Three days later we had tens of thousands of signups, over 100 news articles linking to us; thousands of tweets doing the same. We’d made it to the top of Hacker News and the demo server that we’d thrown together 24 hours before launch was melting. OK, great start.
We love that our ideas have resonated with so many people. Thank you for such infectious enthusiasm and encouragement. It’s a great validation of the work that we’ve done so far and it makes us so, so excited for what the product is going to be. However, that amount of attention places different problems before us than the ones we were expecting.
So now … now we have to find a way to get everyone who signed up on, and that requires a lot of scaling. A lot of scaling, a lot of servers and a lot of coding.
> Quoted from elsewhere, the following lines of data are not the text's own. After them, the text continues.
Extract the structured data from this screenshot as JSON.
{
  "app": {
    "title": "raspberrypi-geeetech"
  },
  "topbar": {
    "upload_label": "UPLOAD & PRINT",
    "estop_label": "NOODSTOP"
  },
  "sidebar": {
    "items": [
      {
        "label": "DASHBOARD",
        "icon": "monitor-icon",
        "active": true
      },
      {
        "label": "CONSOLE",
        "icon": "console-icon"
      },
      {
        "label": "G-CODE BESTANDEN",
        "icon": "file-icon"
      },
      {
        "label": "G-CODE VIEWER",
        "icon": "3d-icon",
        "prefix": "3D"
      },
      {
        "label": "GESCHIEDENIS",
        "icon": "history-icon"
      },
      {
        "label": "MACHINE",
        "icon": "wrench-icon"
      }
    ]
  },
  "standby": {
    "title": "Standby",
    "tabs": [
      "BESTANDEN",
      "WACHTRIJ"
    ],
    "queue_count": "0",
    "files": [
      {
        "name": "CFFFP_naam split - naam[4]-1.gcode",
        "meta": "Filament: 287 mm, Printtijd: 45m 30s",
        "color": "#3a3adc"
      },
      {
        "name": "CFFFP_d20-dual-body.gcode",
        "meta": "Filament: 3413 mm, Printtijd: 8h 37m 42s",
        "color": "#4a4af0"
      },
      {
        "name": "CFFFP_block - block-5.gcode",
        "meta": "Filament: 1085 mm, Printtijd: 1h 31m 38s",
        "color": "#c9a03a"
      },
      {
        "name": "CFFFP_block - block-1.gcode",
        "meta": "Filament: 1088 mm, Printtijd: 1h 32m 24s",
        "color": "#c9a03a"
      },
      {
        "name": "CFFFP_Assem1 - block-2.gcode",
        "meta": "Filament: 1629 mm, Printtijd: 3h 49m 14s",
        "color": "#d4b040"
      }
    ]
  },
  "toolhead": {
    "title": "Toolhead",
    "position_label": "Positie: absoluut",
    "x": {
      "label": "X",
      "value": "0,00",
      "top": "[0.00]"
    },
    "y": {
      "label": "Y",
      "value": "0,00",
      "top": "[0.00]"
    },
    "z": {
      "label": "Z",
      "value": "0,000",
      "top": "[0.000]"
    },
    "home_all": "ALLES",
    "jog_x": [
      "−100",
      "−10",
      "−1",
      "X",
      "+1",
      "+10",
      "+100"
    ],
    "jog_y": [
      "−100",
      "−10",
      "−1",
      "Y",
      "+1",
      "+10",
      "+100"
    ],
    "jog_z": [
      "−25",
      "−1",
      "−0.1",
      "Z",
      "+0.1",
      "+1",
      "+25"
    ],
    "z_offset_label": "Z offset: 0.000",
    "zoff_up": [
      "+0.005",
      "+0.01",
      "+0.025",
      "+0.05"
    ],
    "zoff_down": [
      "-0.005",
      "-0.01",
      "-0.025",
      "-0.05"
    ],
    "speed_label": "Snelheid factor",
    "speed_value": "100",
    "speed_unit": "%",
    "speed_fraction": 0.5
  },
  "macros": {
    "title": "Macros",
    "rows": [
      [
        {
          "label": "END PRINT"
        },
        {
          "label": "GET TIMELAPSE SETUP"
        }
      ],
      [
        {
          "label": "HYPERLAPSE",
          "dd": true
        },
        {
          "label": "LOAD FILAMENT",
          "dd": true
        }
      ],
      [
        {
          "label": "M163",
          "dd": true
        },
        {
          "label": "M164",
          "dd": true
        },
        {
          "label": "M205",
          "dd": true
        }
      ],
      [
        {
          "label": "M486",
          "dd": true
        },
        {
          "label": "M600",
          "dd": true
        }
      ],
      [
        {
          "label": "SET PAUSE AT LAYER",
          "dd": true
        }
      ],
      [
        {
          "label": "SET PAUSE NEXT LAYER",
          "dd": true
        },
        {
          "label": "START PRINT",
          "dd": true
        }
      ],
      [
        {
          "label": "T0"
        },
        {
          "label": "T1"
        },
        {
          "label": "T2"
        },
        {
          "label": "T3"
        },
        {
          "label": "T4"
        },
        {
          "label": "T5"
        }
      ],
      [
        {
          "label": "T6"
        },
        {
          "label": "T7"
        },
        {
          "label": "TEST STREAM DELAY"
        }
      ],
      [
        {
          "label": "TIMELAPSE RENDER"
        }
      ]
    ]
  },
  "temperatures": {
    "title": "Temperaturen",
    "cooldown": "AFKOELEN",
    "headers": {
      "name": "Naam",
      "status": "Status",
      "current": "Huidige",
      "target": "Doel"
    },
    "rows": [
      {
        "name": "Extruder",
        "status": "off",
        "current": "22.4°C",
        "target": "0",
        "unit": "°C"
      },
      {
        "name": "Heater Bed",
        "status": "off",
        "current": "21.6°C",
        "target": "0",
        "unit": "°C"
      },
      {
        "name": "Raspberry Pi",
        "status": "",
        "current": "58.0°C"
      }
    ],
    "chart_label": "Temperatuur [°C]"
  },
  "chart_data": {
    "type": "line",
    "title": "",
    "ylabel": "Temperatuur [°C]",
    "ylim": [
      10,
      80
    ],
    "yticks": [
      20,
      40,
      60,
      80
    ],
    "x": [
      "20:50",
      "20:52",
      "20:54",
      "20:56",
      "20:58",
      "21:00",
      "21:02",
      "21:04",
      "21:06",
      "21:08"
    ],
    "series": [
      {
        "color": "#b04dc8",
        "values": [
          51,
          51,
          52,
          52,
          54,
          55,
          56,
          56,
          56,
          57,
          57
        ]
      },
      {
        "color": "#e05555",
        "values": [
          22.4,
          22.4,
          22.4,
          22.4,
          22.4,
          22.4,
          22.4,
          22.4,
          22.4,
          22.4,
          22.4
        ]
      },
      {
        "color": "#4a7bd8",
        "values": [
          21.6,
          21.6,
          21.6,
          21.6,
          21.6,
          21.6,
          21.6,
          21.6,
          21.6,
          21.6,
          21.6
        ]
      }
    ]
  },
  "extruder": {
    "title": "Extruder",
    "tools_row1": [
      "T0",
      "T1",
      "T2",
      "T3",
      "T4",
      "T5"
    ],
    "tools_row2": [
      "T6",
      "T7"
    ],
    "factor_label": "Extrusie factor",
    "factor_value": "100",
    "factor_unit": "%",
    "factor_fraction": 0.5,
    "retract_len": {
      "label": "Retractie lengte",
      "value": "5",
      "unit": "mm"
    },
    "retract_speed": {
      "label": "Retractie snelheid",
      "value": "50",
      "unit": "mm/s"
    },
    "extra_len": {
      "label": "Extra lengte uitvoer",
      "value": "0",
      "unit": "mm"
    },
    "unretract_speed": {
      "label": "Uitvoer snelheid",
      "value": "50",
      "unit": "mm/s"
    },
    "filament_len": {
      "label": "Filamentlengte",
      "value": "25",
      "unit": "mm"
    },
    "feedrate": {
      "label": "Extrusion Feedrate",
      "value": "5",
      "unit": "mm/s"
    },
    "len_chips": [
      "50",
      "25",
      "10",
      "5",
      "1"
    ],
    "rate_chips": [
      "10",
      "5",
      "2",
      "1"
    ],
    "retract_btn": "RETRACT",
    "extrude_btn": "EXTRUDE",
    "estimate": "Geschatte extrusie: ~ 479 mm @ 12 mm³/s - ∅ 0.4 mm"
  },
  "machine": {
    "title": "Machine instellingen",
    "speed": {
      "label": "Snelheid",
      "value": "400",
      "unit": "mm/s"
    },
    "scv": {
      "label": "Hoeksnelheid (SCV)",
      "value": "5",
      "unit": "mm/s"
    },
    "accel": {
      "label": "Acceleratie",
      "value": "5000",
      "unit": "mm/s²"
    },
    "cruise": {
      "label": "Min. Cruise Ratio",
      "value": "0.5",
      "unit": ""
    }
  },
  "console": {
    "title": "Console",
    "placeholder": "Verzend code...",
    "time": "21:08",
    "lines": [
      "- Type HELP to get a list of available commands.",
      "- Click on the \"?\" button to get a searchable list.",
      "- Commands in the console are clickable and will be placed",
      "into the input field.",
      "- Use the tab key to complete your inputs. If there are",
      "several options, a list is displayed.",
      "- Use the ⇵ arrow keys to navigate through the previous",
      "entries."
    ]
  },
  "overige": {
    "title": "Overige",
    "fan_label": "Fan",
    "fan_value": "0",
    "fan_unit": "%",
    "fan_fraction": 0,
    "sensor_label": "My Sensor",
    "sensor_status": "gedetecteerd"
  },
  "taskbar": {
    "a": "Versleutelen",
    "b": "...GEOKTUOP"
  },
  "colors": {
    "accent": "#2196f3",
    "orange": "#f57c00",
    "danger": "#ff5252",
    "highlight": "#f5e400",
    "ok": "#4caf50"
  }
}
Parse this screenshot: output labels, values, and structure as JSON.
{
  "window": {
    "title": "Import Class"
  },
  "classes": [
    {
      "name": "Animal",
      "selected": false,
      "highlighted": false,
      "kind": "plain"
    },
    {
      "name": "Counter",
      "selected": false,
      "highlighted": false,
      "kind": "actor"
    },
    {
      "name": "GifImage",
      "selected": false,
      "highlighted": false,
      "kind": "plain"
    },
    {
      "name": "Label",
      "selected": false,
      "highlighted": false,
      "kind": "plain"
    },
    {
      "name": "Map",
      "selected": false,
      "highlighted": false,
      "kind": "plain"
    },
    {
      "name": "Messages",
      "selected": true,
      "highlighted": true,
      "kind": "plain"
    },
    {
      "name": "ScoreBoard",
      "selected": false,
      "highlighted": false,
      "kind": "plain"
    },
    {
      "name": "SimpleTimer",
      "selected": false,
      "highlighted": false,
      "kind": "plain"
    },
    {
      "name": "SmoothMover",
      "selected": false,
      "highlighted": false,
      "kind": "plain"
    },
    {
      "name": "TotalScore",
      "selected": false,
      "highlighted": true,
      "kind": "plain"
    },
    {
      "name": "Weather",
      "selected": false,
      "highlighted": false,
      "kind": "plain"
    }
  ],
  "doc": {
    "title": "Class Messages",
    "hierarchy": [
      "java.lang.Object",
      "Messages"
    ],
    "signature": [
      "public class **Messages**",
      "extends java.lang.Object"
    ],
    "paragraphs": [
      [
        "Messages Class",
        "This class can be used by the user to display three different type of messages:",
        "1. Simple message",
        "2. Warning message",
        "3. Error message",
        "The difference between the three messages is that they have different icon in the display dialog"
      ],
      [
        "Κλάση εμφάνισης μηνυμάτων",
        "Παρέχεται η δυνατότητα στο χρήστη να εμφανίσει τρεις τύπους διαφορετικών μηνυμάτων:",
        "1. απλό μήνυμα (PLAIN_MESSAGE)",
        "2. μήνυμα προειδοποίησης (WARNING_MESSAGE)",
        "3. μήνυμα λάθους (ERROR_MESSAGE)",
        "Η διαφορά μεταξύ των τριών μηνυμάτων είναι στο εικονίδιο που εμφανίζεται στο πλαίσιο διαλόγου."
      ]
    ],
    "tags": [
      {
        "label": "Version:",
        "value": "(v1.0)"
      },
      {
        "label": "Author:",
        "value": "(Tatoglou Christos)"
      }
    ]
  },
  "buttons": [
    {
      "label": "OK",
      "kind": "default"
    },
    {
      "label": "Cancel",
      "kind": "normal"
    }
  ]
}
Scaling, servers and coding all cost money, so that’s what we’re scrambling to do now: while slowly letting people on we’re meeting with investors who can help us grow our business to meet the demand. And it’ll take a little while. The time that we’re taking to talk to investors is less time we have to work on the product, so we want to get it out of the way as quickly as possible and get back to the product.
As we mentioned, we’re slowly letting people on, but it’s slooow. We would love, love, love to share Fluent with everyone, but to get through our current queue will take a couple of months, so hold tight. We’re getting there.